= Tensed-S condition =

The Tensed-S condition (where S stands for "Sentence") is a condition proposed in Noam Chomsky (1973) which essentially stipulates that certain classes of syntactic transformational rules cannot apply across clause boundaries. The condition is formalised as follows:

Tensed-S condition (TSC)
"No rule can involve X, Y in the structure
... X ... [α... Y ...] ...
where α is a tensed sentence."
(Chomsky 1973: 238)

The rule accounts for such phenomena as the lack of passivization (a process which turns an active voice sentence into a passive voice one) in sentence (2) below:

(1) The footballers are believed [to be talented]

(2) *The footballers are believed [are talented]

Based on the assumption that "The footballers" originates inside the square brackets in both sentences (as the thematic subject of the predicate "be talented"), the TSC prohibits its raising (via A-movement) out of the finite clause in (2), but not the non-finite clause in (1).

The TSC (along with the Specified subject condition (SSC) also has implications for binding theory in conjunction with a simple rule of disjoint reference (which stipulated that any pronoun following a noun phrase (NP) antecedent in the same sentence, has disjoint reference with it; the rule applies anywhere unless it is blocked).
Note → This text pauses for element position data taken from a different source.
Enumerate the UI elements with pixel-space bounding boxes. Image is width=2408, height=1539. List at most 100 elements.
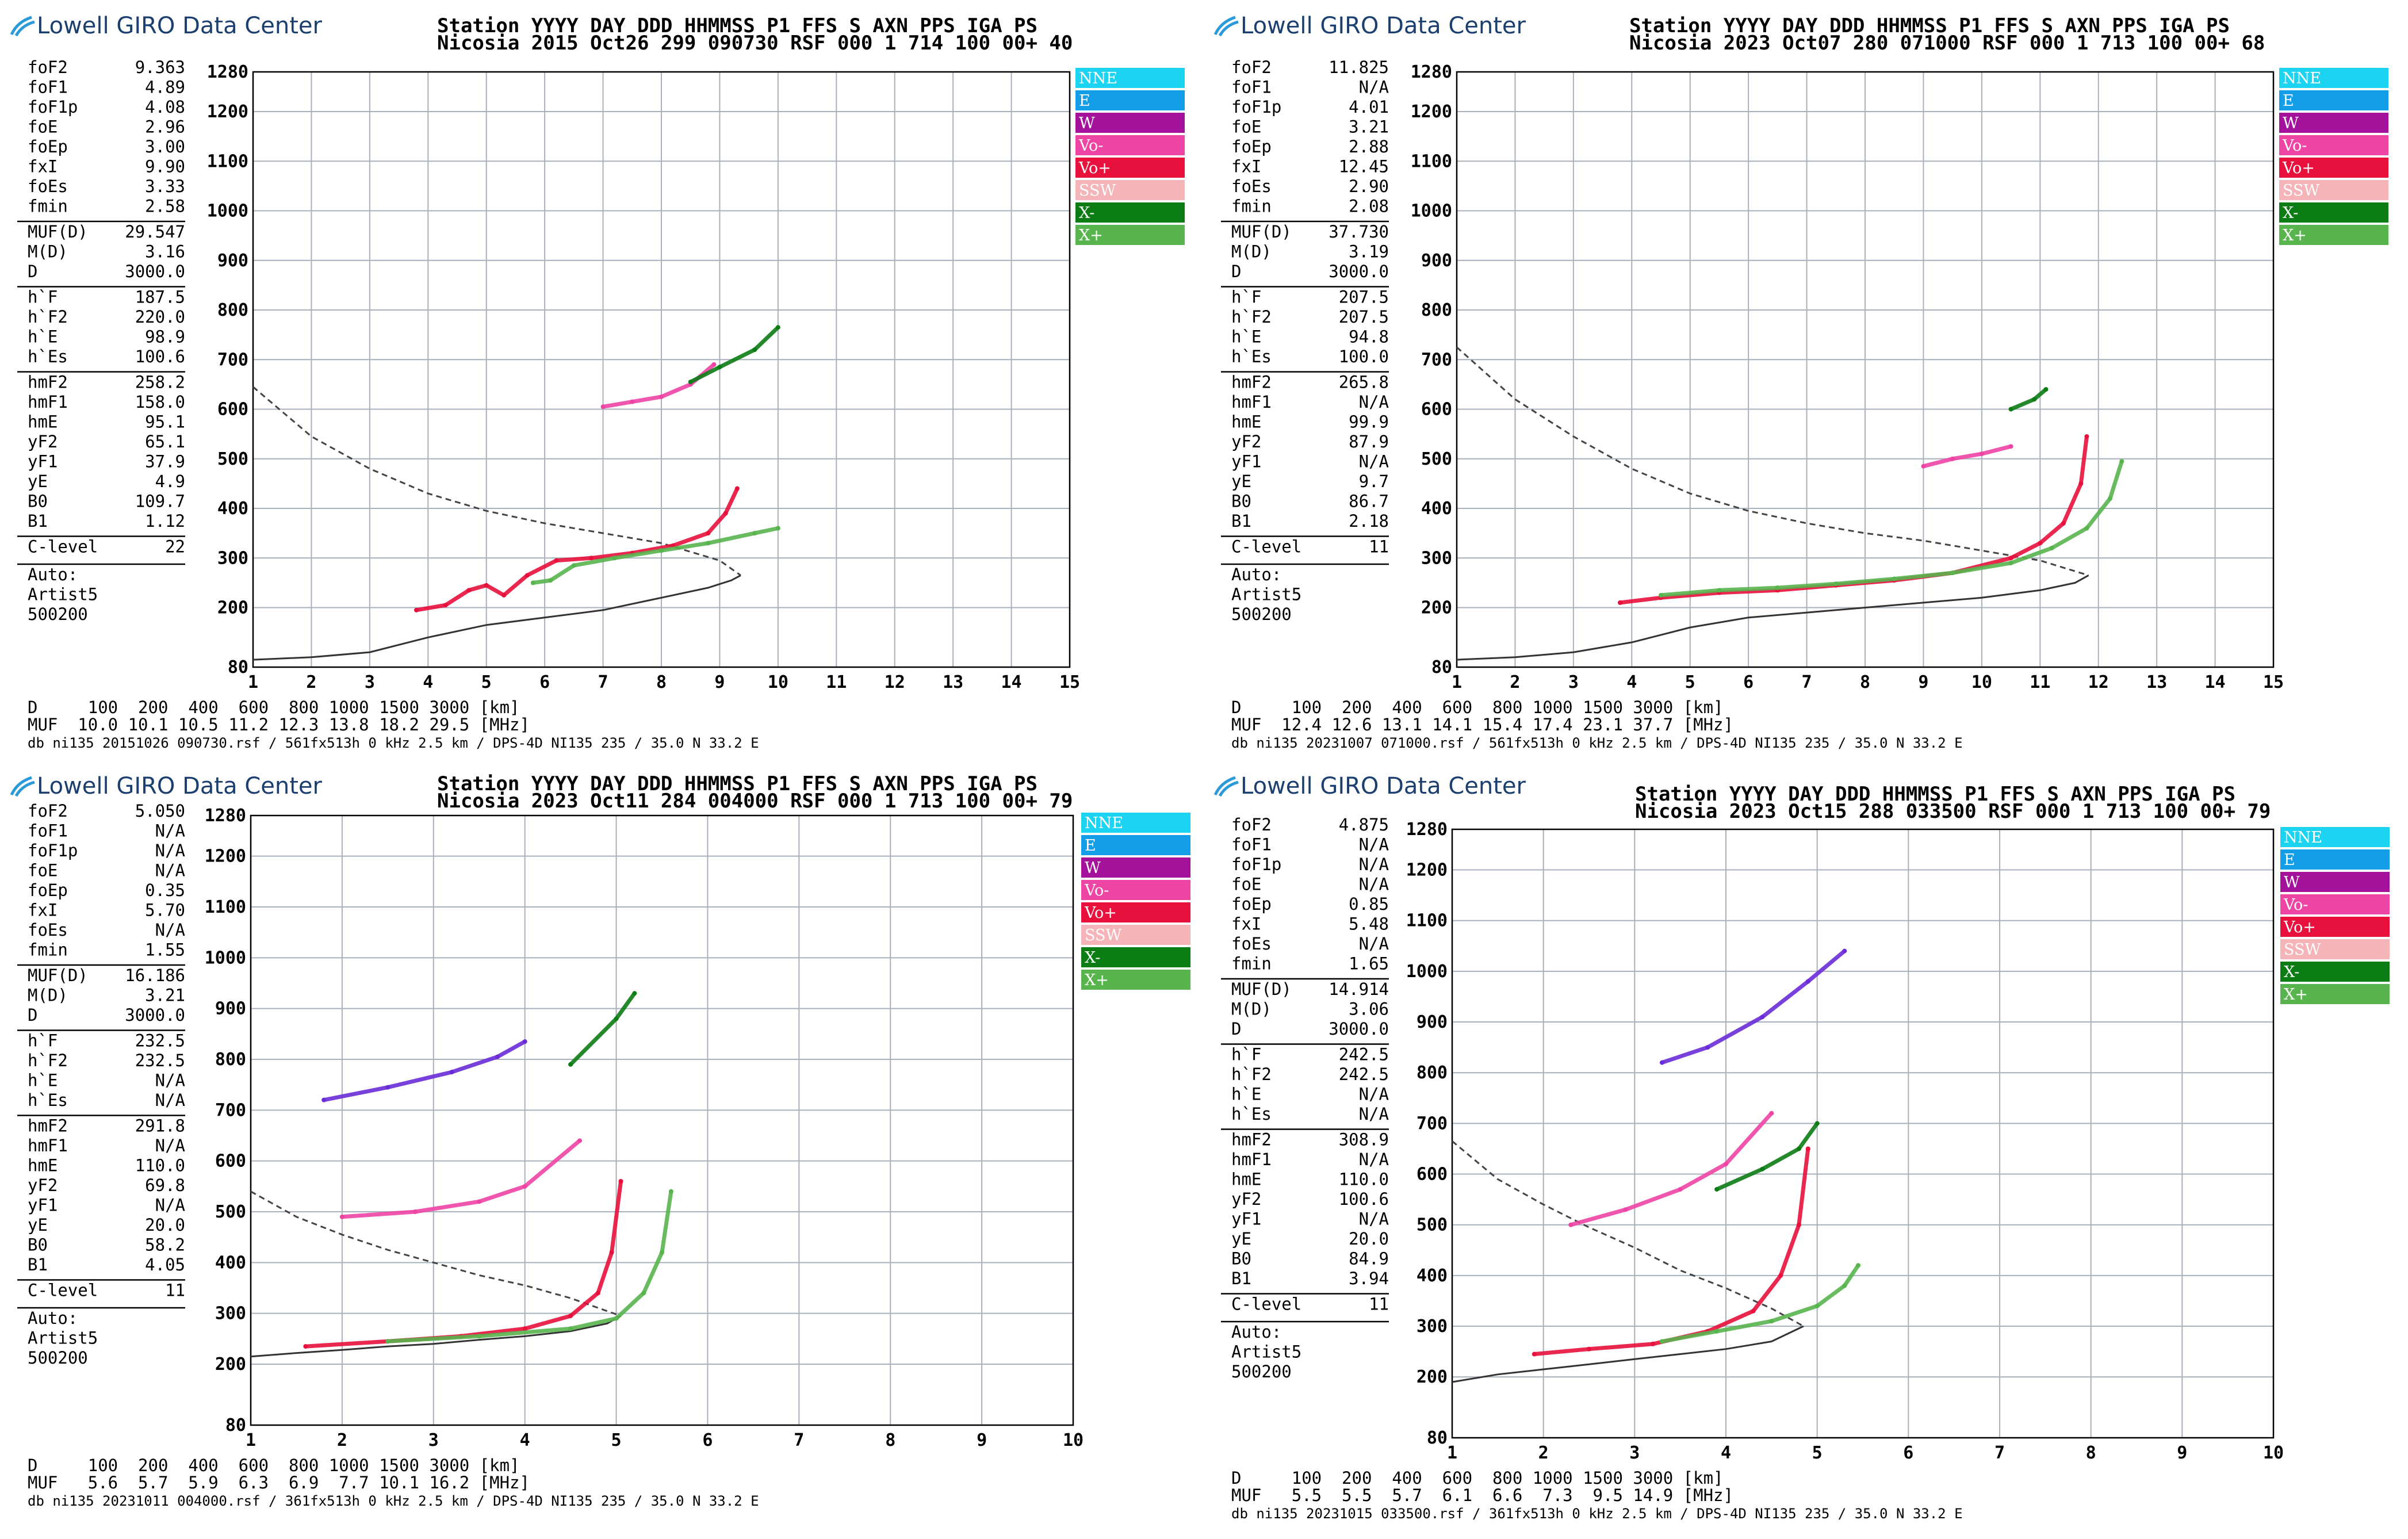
y-tick-label: 1000 <box>207 201 248 221</box>
param-label: h`Es <box>1231 347 1272 366</box>
trace-point <box>1814 1121 1820 1126</box>
trace-series-X+ <box>1659 459 2124 598</box>
param-value: N/A <box>155 861 185 880</box>
trace-point <box>2032 397 2037 402</box>
legend-swatch <box>1081 970 1190 990</box>
trace-point <box>1769 1111 1774 1116</box>
trace-point <box>522 1326 527 1331</box>
param-label: h`F <box>1231 288 1261 307</box>
legend-swatch <box>2279 113 2388 133</box>
param-label: foEs <box>1231 177 1272 196</box>
param-value: 2.88 <box>1349 137 1389 156</box>
x-tick-label: 1 <box>248 672 258 692</box>
param-label: yF2 <box>28 432 58 451</box>
param-value: N/A <box>1359 452 1389 472</box>
trace-point <box>2049 546 2054 550</box>
ionogram-svg: Lowell GIRO Data Center Station YYYY DAY … <box>10 13 1185 751</box>
x-tick-label: 5 <box>611 1430 622 1450</box>
legend-swatch <box>2279 158 2388 178</box>
trace-point <box>1760 1014 1765 1020</box>
y-tick-label: 1200 <box>207 102 248 122</box>
param-value: 110.0 <box>1339 1170 1389 1189</box>
ionogram-panel-3: Lowell GIRO Data Center Station YYYY DAY … <box>0 765 1204 1539</box>
trace-point <box>1979 451 1984 457</box>
param-label: foF2 <box>1231 58 1272 77</box>
param-value: 4.01 <box>1349 97 1389 117</box>
param-label: B0 <box>1231 492 1251 511</box>
trace-point <box>1796 1222 1801 1227</box>
trace-point <box>2008 444 2013 449</box>
param-label: h`Es <box>28 1090 68 1110</box>
true-height-profile <box>250 1315 622 1358</box>
x-tick-label: 10 <box>768 672 788 692</box>
trace-point <box>443 603 448 608</box>
param-label: h`E <box>1231 1085 1261 1104</box>
trace-point <box>568 1062 573 1067</box>
param-value: N/A <box>155 1090 185 1110</box>
param-value: 94.8 <box>1349 327 1389 347</box>
param-value: 232.5 <box>135 1031 185 1051</box>
param-label: hmE <box>28 1156 58 1176</box>
trace-point <box>717 365 722 370</box>
muf-dashed-curve <box>252 386 741 576</box>
footer-db-line: db ni135 20231007 071000.rsf / 561fx513h… <box>1231 735 1963 751</box>
param-value: 69.8 <box>145 1176 185 1195</box>
param-value: N/A <box>155 1196 185 1215</box>
footer-distance-row: D 100 200 400 600 800 1000 1500 3000 [km… <box>28 1456 520 1475</box>
y-tick-label: 1000 <box>1411 201 1452 221</box>
trace-point <box>577 1138 582 1143</box>
param-label: MUF(D) <box>28 966 88 985</box>
legend-swatch <box>1075 225 1185 245</box>
y-tick-label: 600 <box>217 400 248 420</box>
x-tick-label: 8 <box>885 1430 895 1450</box>
param-label: B0 <box>1231 1249 1251 1269</box>
ionogram-svg: Lowell GIRO Data Center Station YYYY DAY … <box>10 772 1190 1509</box>
ionogram-svg: Lowell GIRO Data Center Station YYYY DAY … <box>1213 13 2388 751</box>
legend-swatch <box>1075 68 1185 88</box>
trace-point <box>1842 1283 1847 1288</box>
header-line-1: Station YYYY DAY DDD HHMMSS P1 FFS S AXN… <box>437 772 1038 795</box>
trace-point <box>501 592 507 598</box>
x-tick-label: 12 <box>2088 672 2109 692</box>
param-label: foEp <box>1231 894 1272 914</box>
plot-frame <box>252 71 1071 668</box>
param-value: 98.9 <box>145 327 185 347</box>
trace-series-W <box>1659 948 1847 1065</box>
legend: NNE EW Vo- Vo+ SSW X- X+ <box>2279 68 2388 245</box>
trace-point <box>1892 576 1897 581</box>
param-value: 12.45 <box>1339 157 1389 177</box>
x-tick-label: 9 <box>714 672 725 692</box>
param-label: D <box>28 262 37 281</box>
param-label: foF2 <box>28 801 68 821</box>
x-tick-label: 3 <box>428 1430 439 1450</box>
param-label: hmE <box>28 412 58 432</box>
param-value: 22 <box>165 537 185 557</box>
param-label: fmin <box>1231 954 1272 974</box>
trace-point <box>641 1291 646 1296</box>
y-tick-label: 900 <box>1421 251 1452 271</box>
ionogram-panel-1: Lowell GIRO Data Center Station YYYY DAY … <box>0 0 1204 765</box>
trace-series-X- <box>568 991 637 1067</box>
param-value: 3000.0 <box>125 262 185 281</box>
param-value: 4.08 <box>145 97 185 117</box>
param-value: 84.9 <box>1349 1249 1389 1269</box>
trace-series-W <box>321 1039 527 1102</box>
trace-point <box>385 1339 391 1344</box>
auto-scaling-text: Auto: <box>1231 1322 1281 1342</box>
x-tick-label: 4 <box>520 1430 530 1450</box>
trace-point <box>1659 1060 1664 1065</box>
param-value: 2.90 <box>1349 177 1389 196</box>
x-tick-label: 1 <box>246 1430 256 1450</box>
trace-point <box>614 1316 619 1321</box>
param-value: 4.875 <box>1339 815 1389 834</box>
trace-series-X+ <box>530 526 780 585</box>
lowell-logo: Lowell GIRO Data Center <box>1213 773 1526 799</box>
param-value: 95.1 <box>145 412 185 432</box>
header-line-2: Nicosia 2023 Oct15 288 033500 RSF 000 1 … <box>1635 800 2271 823</box>
trace-point <box>2008 560 2013 565</box>
x-tick-label: 7 <box>1994 1443 2005 1463</box>
param-label: B1 <box>1231 511 1251 531</box>
trace-point <box>1950 456 1955 461</box>
param-value: 187.5 <box>135 288 185 307</box>
param-label: hmF1 <box>1231 1150 1272 1169</box>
The disjoint reference rule can apply in examples like (3) and (4) (which is an ECM verb structure) below, but is blocked from applying by the TSC in sentences (5) and (6) – where there are clause boundaries – thereby allowing the pronoun to refer back to the antecedent.

(3) *John_{i} likes him_{i}

(4) *John_{i} believes him_{i} to like Mary

(5) John_{i} said that Mary likes him_{i}

(6) John_{i} said that he_{i} likes Mary

The way the TSC accounted for binding as well as movement phenomena (such as the passivization examples above), was influential for much subsequent research which tried to reduce binding and movement to the same set of principles (see Kayne (2002) for a recent implementation). The subsequent binding conditions A and B of Chomsky (1981) essentially replaced the TSC (as well as the SSC), and it is no longer a part of the toolkit of current researchers.